Ante esta sospecha diagnóstica programamos al paciente para la realización de biopsia en quirófano, bajo anestesia local, durante la cual encontramos una gran friabilidad y sangrado en sábana del tumor que impresiona de lesión de naturaleza vascular, lo que posteriormente se confirma con el informe anatomopatológico que refiere: tumoración mesenquimal vascular cuya morfología y perfil inmunohistoquímico es compatible con el patrón observado en el hemangiopericitoma. El estudio inmunohistoquímico de la biopsia informa de resultado: positivo para CD99 (difuso), BCL2, Betacatenina (focal intracitoplasmática) y CD34 (focal citoplasmática), y negativo para S100, GLUT-1, WT1, AE1, CD31 y Factor VIII. El índice de proliferación celular Ki 67 es de un 5%.
Tras la confirmación diagnóstica y al haberse realizado la RMN inicial en otro centro, el Servicio de Radiología de nuestro hospital nos recomienda realizar un estudio de imagen adicional con tomografía axial computarizada (TAC) para descartar con mayor certeza la afectación ósea de cara a la cirugía; este estudio informa de la existencia de una tumoración hipervascular en partes blandas de la región premaxilar izquierda, con afectación del tejido celular subcutáneo y extensión en profundidad hacia planos musculares, sin datos de afectación de estructuras óseas vecinas..

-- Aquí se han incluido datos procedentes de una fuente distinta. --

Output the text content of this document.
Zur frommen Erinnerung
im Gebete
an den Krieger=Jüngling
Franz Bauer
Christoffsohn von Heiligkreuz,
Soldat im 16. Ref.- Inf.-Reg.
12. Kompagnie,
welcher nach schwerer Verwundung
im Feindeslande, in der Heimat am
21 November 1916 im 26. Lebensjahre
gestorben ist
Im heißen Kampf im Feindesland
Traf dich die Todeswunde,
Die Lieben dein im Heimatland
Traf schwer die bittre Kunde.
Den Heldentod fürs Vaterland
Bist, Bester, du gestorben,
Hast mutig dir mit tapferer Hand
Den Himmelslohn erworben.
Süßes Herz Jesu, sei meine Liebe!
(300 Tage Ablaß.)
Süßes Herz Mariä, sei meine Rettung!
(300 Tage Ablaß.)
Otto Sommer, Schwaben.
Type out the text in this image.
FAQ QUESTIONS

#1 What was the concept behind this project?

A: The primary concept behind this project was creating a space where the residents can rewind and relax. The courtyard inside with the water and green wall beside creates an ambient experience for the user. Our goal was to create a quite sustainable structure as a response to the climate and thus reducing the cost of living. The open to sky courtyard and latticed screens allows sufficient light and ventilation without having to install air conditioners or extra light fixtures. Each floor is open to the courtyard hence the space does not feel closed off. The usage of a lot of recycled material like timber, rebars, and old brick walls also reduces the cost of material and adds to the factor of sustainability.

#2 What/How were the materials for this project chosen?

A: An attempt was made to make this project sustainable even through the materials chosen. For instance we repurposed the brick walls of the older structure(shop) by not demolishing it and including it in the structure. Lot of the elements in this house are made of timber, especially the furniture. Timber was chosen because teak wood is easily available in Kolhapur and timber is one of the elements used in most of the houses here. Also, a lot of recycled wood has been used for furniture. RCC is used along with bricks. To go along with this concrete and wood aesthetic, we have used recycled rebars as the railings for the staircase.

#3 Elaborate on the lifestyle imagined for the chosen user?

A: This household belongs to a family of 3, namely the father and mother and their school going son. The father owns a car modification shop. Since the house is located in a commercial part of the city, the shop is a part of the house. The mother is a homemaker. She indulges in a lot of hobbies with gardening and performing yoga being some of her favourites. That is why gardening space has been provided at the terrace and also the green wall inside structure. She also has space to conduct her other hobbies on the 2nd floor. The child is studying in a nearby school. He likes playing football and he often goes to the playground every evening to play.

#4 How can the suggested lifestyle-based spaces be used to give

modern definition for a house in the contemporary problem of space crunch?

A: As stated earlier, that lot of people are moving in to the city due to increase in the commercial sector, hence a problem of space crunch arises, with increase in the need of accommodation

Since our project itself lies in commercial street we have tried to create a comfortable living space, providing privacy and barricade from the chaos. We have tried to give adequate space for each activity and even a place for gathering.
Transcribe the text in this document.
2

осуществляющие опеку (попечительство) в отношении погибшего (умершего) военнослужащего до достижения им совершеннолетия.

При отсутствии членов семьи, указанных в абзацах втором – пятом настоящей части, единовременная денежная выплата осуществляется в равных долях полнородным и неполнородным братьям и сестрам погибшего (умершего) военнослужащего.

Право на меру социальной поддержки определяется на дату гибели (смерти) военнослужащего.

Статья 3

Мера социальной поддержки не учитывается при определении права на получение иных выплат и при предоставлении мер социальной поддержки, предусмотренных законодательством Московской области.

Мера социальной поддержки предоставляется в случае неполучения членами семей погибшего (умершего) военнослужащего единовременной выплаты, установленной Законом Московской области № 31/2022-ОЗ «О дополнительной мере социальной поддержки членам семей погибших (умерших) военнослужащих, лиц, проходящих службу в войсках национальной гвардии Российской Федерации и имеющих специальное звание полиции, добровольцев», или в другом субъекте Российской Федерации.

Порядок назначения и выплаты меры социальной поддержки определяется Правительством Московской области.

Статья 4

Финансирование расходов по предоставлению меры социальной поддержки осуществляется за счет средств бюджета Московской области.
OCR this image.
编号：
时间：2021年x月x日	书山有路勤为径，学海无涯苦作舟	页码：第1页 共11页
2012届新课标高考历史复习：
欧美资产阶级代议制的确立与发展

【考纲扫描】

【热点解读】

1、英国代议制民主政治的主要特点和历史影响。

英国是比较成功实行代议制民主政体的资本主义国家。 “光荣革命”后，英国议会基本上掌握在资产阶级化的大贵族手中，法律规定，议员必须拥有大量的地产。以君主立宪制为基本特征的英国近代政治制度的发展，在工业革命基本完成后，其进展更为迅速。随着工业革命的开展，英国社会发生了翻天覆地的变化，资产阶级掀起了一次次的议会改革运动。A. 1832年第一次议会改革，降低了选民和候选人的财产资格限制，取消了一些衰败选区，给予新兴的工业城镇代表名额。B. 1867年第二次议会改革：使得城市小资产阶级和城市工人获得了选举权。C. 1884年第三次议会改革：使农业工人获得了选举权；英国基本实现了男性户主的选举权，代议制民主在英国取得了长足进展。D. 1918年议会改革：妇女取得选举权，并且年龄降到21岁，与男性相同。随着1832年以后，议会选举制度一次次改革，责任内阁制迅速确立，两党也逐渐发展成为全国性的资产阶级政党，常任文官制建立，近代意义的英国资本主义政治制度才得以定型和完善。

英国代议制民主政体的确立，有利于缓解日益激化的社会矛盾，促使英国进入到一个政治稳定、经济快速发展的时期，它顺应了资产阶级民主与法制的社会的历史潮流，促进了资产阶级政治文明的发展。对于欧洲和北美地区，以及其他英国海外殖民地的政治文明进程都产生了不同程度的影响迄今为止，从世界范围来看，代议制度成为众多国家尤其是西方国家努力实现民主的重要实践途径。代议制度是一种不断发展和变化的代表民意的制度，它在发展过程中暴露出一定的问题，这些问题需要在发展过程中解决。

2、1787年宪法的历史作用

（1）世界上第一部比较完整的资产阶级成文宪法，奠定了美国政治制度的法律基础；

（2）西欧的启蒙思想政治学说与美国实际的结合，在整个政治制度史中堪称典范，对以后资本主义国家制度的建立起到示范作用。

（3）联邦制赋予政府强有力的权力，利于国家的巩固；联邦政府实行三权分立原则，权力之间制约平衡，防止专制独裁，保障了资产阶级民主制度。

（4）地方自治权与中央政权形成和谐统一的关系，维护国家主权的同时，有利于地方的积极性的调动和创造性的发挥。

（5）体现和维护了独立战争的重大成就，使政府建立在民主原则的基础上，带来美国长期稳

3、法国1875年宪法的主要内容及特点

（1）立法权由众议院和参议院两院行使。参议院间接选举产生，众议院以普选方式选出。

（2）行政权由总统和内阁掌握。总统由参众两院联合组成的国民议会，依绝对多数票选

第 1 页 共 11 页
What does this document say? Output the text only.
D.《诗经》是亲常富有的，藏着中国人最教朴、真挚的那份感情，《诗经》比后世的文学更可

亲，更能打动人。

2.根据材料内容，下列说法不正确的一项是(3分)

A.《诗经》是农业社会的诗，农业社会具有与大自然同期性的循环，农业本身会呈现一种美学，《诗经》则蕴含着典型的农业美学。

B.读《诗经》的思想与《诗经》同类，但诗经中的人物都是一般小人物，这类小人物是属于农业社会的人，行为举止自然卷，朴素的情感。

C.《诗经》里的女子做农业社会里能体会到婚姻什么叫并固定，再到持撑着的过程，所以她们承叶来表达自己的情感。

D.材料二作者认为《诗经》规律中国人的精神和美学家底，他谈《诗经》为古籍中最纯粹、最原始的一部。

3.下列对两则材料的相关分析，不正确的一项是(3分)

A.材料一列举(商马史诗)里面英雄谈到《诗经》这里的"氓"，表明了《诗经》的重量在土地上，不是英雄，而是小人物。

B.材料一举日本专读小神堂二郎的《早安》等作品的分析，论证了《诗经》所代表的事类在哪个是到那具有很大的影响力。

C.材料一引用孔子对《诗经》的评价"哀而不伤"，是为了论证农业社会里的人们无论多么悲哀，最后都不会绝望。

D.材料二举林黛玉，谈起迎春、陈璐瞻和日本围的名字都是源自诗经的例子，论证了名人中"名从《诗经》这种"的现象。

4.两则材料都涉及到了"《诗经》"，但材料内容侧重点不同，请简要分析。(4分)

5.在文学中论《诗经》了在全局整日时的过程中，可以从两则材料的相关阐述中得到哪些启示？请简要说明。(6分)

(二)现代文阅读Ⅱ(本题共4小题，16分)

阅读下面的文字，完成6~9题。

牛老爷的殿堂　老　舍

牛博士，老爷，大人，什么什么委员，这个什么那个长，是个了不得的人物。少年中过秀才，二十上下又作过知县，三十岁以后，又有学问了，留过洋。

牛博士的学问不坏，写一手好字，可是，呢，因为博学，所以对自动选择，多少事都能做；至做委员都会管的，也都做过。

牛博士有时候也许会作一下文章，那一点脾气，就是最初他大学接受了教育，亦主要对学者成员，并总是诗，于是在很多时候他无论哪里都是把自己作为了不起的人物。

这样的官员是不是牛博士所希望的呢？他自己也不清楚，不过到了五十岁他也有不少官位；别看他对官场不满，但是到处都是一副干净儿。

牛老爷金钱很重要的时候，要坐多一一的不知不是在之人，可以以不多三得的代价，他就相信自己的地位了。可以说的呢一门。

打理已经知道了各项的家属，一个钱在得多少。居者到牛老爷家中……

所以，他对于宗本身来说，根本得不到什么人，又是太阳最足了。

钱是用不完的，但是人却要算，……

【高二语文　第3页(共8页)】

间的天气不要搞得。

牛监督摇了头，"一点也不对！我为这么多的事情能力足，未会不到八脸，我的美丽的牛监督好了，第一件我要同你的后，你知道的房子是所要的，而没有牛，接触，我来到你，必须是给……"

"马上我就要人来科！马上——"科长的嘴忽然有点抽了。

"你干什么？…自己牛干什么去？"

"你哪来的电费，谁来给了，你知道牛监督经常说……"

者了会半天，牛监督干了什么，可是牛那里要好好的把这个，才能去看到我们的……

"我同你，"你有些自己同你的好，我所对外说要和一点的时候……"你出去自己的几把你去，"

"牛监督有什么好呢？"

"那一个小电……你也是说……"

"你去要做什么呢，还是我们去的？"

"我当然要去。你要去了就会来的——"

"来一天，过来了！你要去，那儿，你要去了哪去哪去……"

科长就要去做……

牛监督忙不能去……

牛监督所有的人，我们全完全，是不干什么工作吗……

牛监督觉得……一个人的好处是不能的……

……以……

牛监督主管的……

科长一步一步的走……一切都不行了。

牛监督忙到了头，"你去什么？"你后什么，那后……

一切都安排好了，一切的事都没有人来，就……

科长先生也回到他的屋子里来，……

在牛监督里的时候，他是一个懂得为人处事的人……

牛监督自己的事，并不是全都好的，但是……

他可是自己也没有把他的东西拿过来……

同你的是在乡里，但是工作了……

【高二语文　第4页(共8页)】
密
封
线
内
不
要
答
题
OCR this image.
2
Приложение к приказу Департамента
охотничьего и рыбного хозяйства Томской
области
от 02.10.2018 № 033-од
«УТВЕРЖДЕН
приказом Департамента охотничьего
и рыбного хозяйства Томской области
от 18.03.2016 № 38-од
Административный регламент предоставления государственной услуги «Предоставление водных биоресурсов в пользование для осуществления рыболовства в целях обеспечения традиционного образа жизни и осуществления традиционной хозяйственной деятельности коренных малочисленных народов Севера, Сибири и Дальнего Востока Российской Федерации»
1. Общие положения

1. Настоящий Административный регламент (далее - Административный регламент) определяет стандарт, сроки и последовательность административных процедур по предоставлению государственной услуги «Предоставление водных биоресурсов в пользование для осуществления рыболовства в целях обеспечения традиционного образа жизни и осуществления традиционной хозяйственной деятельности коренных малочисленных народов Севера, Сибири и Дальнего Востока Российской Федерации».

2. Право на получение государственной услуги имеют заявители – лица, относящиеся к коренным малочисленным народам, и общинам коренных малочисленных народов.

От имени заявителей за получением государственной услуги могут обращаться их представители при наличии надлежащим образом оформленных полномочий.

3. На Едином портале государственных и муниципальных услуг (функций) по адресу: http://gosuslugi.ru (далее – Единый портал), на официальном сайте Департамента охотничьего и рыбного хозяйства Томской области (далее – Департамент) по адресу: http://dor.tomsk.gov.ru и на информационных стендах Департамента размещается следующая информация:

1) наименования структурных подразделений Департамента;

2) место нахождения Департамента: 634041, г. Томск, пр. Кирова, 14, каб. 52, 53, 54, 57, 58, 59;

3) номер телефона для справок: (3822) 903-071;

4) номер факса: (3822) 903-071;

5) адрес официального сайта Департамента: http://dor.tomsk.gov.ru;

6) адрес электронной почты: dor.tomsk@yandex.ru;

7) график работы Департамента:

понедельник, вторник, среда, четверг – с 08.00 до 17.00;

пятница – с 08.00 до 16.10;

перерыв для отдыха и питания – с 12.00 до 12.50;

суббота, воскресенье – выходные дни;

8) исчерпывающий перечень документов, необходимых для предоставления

Bajo ese diagnóstico final, intervenimos quirúrgicamente bajo anestesia general empleando visión de aumento con gafas lupa (x4.3); realizamos extirpación de la tumoración en bloque con margen de seguridad de aproximadamente 2,5cm. e incluyendo la musculatura afectada: porción orbitaria del músculo orbicular mayor inferior izquierdo y parcialmente el músculo cigomático menor y el elevador del labio superior, incluidos en el tumor. Identificamos la rama angular de la arteria facial, que se introduce en el seno de la tumoración, y que ligamos, así como las ramas cigomáticas del nervio facial que quedan en el lecho quirúrgico y que se preservan en su totalidad.

Realizamos la reconstrucción del defecto quirúrgico con un colgajo de avance de mejilla de base ínfero-lateral.

La evolución postoperatoria fue favorable, y el paciente fue dado de alta a los 2 días de la cirugía sin complicaciones.
El informe anatomopatológico final de la pieza fue de hemangiopericitoma que respeta los bordes quirúrgicos de resección, con inflamación gigantocelular de cuerpo extraño acompañante. El estudio inmunohistoquímico definitivo de la pieza de resección fue positivo para CD34 difuso, CD99 focal, y negativo para S-100, CD31 y factor VIII, con un índice de proliferación celular Ki-67 del 5%.

Presentamos el caso en el Comité de Tumores del hospital, donde en función de los resultados postoperatorios, se decidió que no era necesario realizar ningún tratamiento complementario, solo un seguimiento periódico del paciente. Tras 2 años de postoperatorio, el paciente presenta una evolución favorable, con buen resultado estético y funcional, y sin datos de recurrencia ni clínica ni radiológica en los controles postoperatorios realizados hasta la fecha.